Miguel Narros

Ha muerto Miguel Narros, uno de los directores fundamentales del teatro español. Tenía ochenta y cuatro años, pero mantenía viva la ilusión, las ganas de trabajar y un infinito amor por la escena. De hecho, la semana pasada estrenó «La dama duende», de Calderón, en el festival «Clásicos en Alcalá». Repasando su monumental currículum, se puede comprobar el hambre de teatro que tenía este hombre discreto, exquisito y extremadamente sabio. Todos los autores han pasado por sus manos, todos los estilos, todas las épocas. Ninguna de sus funciones se parecía a las otras, salvo por el buen gusto, por la atención por el detalle, por esa pincelada fina y cuidada que imprimía a todo lo que tuviera que ver con el montaje, desde la interpretación a la puesta en escena. No siempre acertaba, naturalmente; aunque eso, siempre, es cuestión de gustos, lo que unos aprecian otros lo aborrecen. En los trabajos de Miguel Narros había siempre algo que llegaba al espectador, algo que los hacía distintos. Un toque de calidad, de maestría, de sabiduría. 

En enero el Centro Dramático Nacional le rindió homenaje. Tres de las actrices con las que ha trabajado últimamente -Verónica Forqué, María Adánez y Silvia Marsó- me hablaron de él con admiración, naturalmente (¡era una de las figuras esenciales en la dirección teatral española!); pero también con cariño y con agradecimiento por todo lo que les había enseñado. Para los actores, Miguel Narros era un maestro, que impartía su magisterio desde su conducta, desde su propio hacer. 

En julio de 1988, el Ballet Nacional de España actuó en el Metropolitan Opera House de Nueva York. En el programa llevaban dos de sus trabajos más representativos: «Medea» y «Ritmos», y viajaron invitados por la compañía María de Ávila (bajo cuyo mandato se habían puesto en pie esas obras), José Nieto (compositor de «Ritmos»), José Granero (coreógrafo de «Medea»  y Miguel Narros, que había hecho el guión y el vestuario de esta obra (Manolo Sanlúcar también viajó, porque además tocó en el estreno su propia partitura). Allí conocí a Narros y allí me llamó ya la atención su prudencia y, repito, su extrema corrección. Hubo, por motivos que no vienen al caso, cierta tensión después del ensayo general; los lógicos nervios se mezclaron con alguna extemporánea intervención y en el camerino de José Antonio, director entonces del BNE, se produjo una por momentos agria discusión. Miguel Narros, que podía haber dado su opinión, se mantuvo al margen. Sabía que su papel allí no era el de echar leña al fuego, sino el de ayudar si podía y, sobre todo, disfrutar del éxito de una compañía española en uno de los templos de la ópera mundiales.

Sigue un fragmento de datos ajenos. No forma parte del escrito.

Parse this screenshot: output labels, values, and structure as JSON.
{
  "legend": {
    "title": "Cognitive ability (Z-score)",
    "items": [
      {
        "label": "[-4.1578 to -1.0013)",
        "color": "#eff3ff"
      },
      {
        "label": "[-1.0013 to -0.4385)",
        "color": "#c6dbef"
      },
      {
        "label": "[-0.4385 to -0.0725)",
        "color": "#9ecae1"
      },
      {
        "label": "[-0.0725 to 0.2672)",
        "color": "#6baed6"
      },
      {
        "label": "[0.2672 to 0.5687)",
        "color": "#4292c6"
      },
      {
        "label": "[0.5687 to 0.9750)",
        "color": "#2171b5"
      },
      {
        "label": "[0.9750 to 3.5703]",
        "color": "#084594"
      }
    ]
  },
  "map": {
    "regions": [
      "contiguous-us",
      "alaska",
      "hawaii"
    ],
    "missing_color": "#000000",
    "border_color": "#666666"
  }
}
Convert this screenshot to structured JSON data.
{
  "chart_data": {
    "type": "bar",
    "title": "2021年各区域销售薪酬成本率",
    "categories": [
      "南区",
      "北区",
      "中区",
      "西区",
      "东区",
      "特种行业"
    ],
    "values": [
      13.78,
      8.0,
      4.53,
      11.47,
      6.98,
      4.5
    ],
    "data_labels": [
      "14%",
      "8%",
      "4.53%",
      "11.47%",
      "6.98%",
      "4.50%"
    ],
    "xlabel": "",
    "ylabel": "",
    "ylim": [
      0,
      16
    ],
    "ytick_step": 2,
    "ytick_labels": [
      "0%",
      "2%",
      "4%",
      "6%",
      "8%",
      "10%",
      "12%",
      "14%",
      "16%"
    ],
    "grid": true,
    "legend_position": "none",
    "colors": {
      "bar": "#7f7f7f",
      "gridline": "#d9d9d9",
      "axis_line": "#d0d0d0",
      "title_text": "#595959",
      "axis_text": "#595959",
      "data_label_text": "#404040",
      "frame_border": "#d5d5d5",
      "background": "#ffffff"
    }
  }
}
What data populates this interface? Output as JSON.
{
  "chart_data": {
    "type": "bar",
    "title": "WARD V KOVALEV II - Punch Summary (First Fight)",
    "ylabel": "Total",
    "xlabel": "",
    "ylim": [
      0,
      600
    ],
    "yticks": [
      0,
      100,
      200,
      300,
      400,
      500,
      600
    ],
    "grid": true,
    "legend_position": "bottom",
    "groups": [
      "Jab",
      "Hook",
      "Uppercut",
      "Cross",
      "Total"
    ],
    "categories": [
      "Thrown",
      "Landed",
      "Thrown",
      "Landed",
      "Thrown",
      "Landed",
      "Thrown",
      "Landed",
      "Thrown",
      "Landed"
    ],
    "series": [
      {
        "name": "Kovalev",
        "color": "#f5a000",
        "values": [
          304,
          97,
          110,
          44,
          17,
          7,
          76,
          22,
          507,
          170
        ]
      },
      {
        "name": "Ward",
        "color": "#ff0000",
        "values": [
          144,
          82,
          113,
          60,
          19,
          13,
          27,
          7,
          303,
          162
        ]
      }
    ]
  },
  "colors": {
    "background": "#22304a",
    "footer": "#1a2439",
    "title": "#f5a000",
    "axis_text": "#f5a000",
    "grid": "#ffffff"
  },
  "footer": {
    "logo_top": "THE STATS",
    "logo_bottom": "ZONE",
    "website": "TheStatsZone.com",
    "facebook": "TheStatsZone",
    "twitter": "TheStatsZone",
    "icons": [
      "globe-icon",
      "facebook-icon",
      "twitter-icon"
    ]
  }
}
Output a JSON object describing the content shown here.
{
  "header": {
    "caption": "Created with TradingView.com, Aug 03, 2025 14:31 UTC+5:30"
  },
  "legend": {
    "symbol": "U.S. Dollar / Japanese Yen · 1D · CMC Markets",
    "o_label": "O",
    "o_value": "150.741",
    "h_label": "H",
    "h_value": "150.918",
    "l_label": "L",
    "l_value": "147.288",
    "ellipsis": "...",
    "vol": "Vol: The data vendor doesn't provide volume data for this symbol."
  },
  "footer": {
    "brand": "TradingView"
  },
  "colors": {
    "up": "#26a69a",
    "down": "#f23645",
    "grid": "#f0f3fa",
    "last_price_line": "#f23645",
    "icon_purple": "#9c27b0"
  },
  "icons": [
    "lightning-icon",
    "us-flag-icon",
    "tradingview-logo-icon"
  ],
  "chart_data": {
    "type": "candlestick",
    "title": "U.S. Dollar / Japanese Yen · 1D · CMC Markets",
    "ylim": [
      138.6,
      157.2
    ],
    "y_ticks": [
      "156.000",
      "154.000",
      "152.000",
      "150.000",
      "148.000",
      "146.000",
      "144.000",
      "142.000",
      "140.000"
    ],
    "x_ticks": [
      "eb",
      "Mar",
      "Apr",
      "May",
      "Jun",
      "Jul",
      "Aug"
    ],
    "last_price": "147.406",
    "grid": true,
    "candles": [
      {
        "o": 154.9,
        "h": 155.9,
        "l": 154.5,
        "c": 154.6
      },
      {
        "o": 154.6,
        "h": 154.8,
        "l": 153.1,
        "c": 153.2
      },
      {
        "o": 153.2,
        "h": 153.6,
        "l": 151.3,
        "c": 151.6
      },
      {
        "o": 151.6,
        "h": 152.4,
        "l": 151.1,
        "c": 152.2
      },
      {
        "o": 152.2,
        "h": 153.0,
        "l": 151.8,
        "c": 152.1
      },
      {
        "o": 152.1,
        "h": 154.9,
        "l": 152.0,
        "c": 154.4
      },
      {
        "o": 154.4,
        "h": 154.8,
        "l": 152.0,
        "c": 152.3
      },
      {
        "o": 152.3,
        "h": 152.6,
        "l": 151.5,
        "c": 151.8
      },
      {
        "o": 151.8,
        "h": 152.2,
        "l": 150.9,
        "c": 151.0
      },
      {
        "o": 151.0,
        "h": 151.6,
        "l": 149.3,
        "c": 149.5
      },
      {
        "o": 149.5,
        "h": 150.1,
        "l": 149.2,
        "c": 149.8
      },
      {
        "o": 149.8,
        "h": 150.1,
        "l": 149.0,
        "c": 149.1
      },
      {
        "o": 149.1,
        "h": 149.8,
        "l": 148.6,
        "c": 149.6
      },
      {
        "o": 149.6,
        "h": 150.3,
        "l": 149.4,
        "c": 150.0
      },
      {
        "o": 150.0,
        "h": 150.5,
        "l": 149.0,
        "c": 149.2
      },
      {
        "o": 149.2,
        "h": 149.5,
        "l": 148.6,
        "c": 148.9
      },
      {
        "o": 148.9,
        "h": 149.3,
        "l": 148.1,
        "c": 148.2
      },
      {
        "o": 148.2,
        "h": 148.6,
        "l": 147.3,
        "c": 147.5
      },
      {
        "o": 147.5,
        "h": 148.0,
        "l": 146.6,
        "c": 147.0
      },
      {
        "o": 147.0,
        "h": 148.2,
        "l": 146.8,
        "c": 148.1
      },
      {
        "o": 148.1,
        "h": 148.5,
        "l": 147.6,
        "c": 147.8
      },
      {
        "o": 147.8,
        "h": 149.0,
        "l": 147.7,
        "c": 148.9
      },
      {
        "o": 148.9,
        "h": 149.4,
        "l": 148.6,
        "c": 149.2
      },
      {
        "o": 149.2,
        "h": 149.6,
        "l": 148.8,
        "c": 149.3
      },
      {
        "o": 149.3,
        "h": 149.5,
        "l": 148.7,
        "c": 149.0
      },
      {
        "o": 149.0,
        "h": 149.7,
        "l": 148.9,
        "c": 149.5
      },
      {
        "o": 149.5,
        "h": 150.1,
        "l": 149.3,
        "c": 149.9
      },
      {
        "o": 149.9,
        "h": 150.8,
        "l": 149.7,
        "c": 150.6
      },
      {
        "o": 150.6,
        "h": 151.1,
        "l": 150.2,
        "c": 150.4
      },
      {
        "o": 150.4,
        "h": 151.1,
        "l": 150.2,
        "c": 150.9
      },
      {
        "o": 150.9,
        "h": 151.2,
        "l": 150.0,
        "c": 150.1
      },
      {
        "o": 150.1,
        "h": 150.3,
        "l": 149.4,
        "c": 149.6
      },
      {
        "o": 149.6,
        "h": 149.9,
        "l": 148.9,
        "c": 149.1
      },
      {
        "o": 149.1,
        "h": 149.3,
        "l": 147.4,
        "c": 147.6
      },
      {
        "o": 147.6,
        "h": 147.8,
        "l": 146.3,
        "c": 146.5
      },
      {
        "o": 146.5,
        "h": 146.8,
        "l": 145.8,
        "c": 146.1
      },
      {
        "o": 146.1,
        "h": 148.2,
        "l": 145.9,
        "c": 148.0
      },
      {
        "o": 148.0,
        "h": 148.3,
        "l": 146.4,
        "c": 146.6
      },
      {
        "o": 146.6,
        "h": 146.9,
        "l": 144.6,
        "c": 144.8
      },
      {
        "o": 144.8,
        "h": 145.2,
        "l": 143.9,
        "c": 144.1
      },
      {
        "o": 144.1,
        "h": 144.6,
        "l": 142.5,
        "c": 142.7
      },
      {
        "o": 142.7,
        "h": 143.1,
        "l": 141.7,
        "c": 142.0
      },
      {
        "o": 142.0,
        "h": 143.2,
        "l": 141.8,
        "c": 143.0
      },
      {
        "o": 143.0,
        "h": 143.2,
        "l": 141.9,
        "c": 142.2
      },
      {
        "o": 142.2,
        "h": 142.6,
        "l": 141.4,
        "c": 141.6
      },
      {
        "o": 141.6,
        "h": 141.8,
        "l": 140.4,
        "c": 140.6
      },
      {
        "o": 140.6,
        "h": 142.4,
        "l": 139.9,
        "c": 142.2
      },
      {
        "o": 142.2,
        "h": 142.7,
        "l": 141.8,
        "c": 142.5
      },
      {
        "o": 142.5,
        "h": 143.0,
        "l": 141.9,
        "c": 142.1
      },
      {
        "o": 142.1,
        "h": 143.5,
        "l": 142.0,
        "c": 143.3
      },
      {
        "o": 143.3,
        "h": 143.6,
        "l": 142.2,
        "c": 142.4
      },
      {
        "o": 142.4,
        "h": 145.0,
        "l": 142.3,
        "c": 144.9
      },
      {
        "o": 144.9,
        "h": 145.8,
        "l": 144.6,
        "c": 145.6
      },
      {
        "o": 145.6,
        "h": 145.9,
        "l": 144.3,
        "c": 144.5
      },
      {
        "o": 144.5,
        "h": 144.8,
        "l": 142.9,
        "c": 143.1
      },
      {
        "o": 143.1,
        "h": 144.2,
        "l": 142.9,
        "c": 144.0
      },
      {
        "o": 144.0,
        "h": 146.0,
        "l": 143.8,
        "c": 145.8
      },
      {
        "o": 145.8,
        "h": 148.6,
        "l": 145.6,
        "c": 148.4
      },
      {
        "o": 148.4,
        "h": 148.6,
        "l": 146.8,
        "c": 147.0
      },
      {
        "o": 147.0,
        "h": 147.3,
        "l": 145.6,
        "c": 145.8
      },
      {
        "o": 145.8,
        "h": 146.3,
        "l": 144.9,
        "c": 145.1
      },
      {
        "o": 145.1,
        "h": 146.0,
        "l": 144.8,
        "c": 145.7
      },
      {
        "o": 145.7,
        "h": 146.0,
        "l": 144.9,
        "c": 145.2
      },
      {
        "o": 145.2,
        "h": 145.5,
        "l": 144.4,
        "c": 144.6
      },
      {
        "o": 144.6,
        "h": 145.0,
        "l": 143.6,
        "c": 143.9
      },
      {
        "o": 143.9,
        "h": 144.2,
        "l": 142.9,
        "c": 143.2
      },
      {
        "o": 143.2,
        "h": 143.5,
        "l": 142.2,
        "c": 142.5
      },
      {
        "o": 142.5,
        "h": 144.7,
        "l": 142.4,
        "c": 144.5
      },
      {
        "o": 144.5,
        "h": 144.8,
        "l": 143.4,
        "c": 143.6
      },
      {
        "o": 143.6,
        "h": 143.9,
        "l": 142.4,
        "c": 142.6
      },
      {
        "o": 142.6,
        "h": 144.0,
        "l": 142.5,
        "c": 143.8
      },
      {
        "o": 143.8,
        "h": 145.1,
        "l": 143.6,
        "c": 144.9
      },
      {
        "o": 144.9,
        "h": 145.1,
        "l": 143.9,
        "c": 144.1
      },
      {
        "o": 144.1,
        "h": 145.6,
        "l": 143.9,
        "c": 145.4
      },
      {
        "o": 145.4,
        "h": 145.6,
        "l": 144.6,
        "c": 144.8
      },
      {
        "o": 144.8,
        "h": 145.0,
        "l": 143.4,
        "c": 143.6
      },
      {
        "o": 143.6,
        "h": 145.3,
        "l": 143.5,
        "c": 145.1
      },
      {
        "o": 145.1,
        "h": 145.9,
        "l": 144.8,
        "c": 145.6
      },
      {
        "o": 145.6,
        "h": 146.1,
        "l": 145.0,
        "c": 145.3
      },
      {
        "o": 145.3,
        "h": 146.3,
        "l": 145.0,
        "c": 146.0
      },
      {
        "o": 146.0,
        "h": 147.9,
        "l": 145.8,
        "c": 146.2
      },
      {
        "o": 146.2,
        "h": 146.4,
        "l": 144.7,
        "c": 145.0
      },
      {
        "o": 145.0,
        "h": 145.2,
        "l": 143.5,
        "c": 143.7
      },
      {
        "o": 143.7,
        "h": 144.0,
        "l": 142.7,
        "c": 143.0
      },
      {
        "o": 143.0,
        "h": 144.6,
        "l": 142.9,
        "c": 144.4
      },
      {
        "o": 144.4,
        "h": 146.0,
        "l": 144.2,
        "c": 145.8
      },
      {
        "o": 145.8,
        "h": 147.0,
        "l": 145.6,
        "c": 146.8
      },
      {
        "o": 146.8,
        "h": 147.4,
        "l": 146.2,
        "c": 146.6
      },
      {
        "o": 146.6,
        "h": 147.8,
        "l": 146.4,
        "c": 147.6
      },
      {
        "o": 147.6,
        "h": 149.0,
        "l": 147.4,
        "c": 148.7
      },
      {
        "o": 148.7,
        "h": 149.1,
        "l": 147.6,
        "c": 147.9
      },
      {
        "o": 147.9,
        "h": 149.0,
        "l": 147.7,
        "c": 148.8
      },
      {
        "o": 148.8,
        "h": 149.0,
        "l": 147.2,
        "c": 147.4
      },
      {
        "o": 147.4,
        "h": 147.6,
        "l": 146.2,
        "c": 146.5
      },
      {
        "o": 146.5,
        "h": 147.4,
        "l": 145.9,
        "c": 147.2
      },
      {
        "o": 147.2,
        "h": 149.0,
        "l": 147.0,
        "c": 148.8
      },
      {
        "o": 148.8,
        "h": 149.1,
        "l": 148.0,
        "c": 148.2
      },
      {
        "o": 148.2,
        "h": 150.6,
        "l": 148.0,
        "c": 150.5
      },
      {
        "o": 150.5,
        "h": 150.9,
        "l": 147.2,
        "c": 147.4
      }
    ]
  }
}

Al margen de esto, fue un viaje muy agradable que pude compartir con esas personalidades. Al día siguiente al estreno, Narros y Nieto se fueron a ver «M. Butterfly»; María de Ávila y yo, más bailarines, a ver «Cats». Luego compartimos experiencias.

Coincidí muchas otras veces con Narros, que sirvieron para acrecentar mi cariño y mi admiración por él. Sobre todo cuando, con ocasión del ochenta cumpleaños de José Tamayo, se le hizo un homenaje en las páginas de ABC. Yo llamé a Narros con cierta reserva (entendía que su ideología y su manera de entender el teatro eran muy diferentes) para preguntarle si quería colaborar. «Naturalmente», me contestó, extrañado de que yo dudara que quisiera, y compuso unas palabras llenas de generosidad y de admiración para el director granadino. Echaré de menos a Miguel Narros y le mando un abrazo muy cariñoso a Celestino Aranda.